Why the Brief Matters So Much
The quality of a video production brief determines the quality of the creative response — and ultimately the quality of the finished film. A vague brief produces vague ideas and inaccurate quotes. A clear, considered brief gives a production company everything it needs to pitch something genuinely useful for your business.
You don't need to know how to make a video to write a good brief. You need to know what you want to achieve, who you're talking to, and what success looks like. The production company's job is to translate that into compelling creative.
What to Include
1. Objective
Start with the purpose of the video. What is it for? What do you want a viewer to think, feel, or do after watching it? Be as specific as you can. "Increase brand awareness" is a starting point; "convince procurement managers at mid-sized UK law firms that we're the right events partner for their annual conference" is a brief.
2. Target Audience
Who is this for? Describe them in terms that are useful — their role, their industry, their level of familiarity with your business. Where will they be watching this, and in what context? A video watched by a decision-maker on a laptop in a quiet office requires a very different approach to one watched on a phone while commuting.
3. Key Message
If a viewer could only take away one thing from this video, what should it be? Resist the temptation to list six messages. The most effective videos are built around one clear idea. Prioritise ruthlessly.
4. Tone and Style
How should the film feel? Professional and authoritative? Warm and human? Energetic and fast-paced? The more specific you can be, the better. Reference examples — even from other industries — that capture the feeling you're after. This is one of the most useful things you can include in a brief.
5. Call to Action
What do you want the viewer to do after watching? Visit a page, get in touch, book something, share the film? Even if there's no hard call to action, being clear about intended next steps helps shape the edit.
6. Distribution Channels
Where will this video live — and in what format? A piece designed for your website homepage has very different requirements to a LinkedIn video ad or a broadcast commercial. Distribution determines format, aspect ratio, length, and technical specification. Get this wrong and you end up with a 16:9 film that doesn't work as a vertical social post.
7. Deliverables
List every format you need: the full-length master, any cut-downs (60s, 30s, 15s), different aspect ratios (16:9, 1:1, 9:16), subtitled versions. The more of this you define upfront, the more accurately the production company can quote — and the more they can plan the shoot to capture everything you need.
8. Budget Range
You don't need to give a single figure. A range is sufficient — and genuinely useful. Knowing whether a project is a £5,000 brief or a £30,000 brief shapes every creative decision the production company makes. Withholding budget information doesn't give you negotiating power; it produces proposals that don't match what you can actually spend.
9. Timeline
Include any fixed deadlines — a product launch date, an event, a campaign go-live — and work backwards from there. A realistic timeline for a mid-range brand film from brief to delivery is six to ten weeks. If you have a hard deadline, say so at the outset.
10. Approval Process
Who needs to sign off on the finished piece, and at how many stages? If multiple stakeholders or a legal team are involved, factor their review time into the timeline before you give the production company a deadline. The most common cause of project delays isn't production — it's client-side approval.
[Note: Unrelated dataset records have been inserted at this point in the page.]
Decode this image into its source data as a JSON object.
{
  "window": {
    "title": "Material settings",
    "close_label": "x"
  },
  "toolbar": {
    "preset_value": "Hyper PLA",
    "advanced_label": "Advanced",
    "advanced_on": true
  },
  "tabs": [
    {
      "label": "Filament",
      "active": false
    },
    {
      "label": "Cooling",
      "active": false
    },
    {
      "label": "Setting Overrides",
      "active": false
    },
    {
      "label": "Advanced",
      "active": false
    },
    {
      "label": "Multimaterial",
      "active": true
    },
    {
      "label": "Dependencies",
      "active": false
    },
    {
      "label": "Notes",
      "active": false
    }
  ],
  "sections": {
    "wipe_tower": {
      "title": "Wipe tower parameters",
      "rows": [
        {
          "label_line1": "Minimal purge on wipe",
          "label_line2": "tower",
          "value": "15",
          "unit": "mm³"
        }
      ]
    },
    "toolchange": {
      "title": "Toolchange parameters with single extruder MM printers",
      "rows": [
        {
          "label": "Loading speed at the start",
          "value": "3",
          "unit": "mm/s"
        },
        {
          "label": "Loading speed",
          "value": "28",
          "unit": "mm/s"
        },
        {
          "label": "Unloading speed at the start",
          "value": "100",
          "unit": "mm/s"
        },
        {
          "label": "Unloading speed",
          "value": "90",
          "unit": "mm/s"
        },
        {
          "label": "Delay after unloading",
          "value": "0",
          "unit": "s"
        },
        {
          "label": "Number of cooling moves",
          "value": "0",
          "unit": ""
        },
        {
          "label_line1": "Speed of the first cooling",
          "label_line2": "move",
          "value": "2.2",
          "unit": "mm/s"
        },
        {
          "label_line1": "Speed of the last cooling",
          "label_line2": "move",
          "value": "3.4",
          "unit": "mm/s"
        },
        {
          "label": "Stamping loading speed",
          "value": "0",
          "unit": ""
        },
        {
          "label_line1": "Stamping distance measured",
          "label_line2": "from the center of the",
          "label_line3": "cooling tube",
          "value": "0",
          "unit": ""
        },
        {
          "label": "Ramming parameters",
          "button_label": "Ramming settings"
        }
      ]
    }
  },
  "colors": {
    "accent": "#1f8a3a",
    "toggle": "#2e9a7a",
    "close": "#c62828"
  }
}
The most useful question to answer in any brief: What does success look like six months after this video goes live? The answer tells a production company more about your actual objectives than almost anything else.
What Not to Do
Don't over-specify the creative solution. Tell the production company what you want to achieve and who you're talking to — not exactly how you want it filmed. The value of working with an experienced production company is the creative perspective they bring. A brief that dictates every shot leaves no room for that.
Don't treat budget as confidential information. Sharing a realistic range produces better proposals and saves everyone time.
Don't leave the brief open-ended on delivery formats. Decide what you need and put it in writing. Retrofitting a film for platforms it wasn't designed for rarely produces good results.